How environmental stakeholders have reclaimed landfills

How environmental stakeholders have reclaimed landfills


With the right strategy, it is possible to reclaim a landfill.

When a landfill is full, it needs to be capped so its contents can slowly degrade over time, without having an effect on the outside environment. However, this can pose challenges.

For example, in the mid-1990s officials in West Columbia, South Carolina, struggled with the Lexington County highway landfill site. After closing and capping the landfill for the first time, investigators later discovered that the kaolin clay cover system had failed due to erosion and was leaking the landfill's contents. A second cap also failed for similar reasons.

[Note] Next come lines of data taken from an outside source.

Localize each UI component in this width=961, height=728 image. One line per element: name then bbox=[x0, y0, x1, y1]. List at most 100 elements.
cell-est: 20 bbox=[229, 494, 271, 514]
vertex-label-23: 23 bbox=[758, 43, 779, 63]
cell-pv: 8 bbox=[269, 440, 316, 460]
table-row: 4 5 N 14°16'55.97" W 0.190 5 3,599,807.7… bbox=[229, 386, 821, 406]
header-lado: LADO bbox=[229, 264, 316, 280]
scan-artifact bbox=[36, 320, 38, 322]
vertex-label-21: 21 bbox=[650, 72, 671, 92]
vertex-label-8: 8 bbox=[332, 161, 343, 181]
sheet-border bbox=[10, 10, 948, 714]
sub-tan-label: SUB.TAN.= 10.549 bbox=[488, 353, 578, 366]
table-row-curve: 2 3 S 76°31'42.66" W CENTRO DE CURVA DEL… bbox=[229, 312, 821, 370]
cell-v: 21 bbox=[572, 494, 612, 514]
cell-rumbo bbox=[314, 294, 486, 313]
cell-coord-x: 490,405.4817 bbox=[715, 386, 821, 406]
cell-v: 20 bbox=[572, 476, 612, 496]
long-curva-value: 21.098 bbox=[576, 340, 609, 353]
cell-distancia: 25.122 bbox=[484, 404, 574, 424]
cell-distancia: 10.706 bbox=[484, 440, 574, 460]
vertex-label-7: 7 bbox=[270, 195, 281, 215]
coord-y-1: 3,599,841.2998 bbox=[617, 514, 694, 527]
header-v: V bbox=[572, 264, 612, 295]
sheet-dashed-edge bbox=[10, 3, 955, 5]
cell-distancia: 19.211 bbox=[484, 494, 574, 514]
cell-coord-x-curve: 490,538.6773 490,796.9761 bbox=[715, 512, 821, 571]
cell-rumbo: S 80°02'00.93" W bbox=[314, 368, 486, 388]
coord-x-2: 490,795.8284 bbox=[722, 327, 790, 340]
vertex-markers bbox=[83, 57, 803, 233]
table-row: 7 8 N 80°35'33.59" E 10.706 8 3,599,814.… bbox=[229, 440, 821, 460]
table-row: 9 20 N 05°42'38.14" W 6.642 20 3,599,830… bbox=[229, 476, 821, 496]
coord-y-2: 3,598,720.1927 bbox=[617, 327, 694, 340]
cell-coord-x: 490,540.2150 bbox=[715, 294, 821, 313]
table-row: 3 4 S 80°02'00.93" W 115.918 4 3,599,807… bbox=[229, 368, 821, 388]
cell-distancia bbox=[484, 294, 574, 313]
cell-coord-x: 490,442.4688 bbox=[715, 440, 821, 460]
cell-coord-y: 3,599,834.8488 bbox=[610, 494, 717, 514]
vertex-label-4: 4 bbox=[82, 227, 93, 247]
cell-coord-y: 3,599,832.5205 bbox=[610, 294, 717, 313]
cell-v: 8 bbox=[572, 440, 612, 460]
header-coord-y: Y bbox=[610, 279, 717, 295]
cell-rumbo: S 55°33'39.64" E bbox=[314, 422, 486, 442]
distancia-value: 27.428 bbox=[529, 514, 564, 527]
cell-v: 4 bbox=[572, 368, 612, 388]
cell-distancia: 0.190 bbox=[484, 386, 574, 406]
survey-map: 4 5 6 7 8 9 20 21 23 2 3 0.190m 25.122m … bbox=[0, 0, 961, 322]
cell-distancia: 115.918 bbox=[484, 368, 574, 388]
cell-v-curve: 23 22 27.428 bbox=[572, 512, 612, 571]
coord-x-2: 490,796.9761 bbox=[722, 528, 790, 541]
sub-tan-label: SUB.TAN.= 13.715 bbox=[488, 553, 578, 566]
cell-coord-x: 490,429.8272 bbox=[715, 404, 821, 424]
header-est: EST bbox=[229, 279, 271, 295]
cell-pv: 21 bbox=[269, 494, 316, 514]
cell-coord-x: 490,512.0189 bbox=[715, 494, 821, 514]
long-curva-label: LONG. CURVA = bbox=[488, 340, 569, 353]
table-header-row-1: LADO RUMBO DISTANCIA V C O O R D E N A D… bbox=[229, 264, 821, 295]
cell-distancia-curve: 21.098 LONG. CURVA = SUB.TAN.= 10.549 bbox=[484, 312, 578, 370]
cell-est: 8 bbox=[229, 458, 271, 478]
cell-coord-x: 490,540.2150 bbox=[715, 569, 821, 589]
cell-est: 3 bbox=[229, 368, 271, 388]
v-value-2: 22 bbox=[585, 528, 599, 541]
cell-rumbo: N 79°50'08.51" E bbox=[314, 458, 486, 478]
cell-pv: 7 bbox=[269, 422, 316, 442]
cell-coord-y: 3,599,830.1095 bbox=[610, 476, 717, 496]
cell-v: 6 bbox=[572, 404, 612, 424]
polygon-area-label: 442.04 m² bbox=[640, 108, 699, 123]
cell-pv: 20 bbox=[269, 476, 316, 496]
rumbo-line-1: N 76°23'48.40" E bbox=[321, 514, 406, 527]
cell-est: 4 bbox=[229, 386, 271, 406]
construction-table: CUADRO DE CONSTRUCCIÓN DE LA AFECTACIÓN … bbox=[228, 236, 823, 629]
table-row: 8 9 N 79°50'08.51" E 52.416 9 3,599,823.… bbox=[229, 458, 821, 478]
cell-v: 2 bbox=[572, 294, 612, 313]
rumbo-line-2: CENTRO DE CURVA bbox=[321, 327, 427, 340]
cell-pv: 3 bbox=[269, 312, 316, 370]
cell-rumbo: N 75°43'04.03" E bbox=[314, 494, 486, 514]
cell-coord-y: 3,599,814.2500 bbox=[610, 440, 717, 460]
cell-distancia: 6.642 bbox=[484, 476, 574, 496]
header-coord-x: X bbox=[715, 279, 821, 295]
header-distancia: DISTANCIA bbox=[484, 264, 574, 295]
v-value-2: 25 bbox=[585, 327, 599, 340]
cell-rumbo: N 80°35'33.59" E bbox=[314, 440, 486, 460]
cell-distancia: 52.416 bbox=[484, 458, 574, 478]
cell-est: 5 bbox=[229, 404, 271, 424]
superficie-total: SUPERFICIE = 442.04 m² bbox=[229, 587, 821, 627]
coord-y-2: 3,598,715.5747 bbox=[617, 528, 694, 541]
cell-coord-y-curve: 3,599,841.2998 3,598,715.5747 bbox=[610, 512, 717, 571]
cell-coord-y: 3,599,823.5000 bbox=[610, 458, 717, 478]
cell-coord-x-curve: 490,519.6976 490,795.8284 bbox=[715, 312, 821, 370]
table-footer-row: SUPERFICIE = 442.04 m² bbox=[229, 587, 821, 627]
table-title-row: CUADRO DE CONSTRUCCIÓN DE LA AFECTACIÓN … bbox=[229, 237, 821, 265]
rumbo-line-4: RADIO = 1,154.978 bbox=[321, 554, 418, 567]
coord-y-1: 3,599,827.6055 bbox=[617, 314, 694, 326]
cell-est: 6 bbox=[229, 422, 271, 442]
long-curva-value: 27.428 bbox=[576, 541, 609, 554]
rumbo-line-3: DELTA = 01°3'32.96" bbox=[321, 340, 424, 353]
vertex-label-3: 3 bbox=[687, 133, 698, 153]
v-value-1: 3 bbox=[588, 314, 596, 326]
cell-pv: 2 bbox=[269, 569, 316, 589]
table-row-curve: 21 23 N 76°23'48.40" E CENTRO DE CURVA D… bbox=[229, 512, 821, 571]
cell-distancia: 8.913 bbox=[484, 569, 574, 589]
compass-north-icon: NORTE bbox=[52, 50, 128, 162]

It was not until the site was placed on the U.S. Environmental Protection Agency's Superfund National Priority List that efforts were made to create a new cap that would withstand corrosion.

This type of problem is not unique to this particular landfill. All across the country, environmental officials are working to make sure that former landfills are being managed safely, so as to protect the surrounding environment from the trash and chemical solvents that may be present.

In Newlin Township, Pennsylvania, a piece of property known as Laurel Hill surrounds the 24 acres of the former Strasburg Landfill, which was closed more than 20 years ago. A former Superfund site, the landfill was capped in 2001. The EPA then installed a collection and treatment system to mitigate runoff. Today, the landfill is sealed well and no longer poses a significant risk to the surrounding environment, according to the state's Department of Environmental Protection.

As residents of the area debate ways to preserve the land, it is important to reflect on the successful remediation efforts that led to the current state of affairs. With the right strategy, it is possible to reclaim a landfill.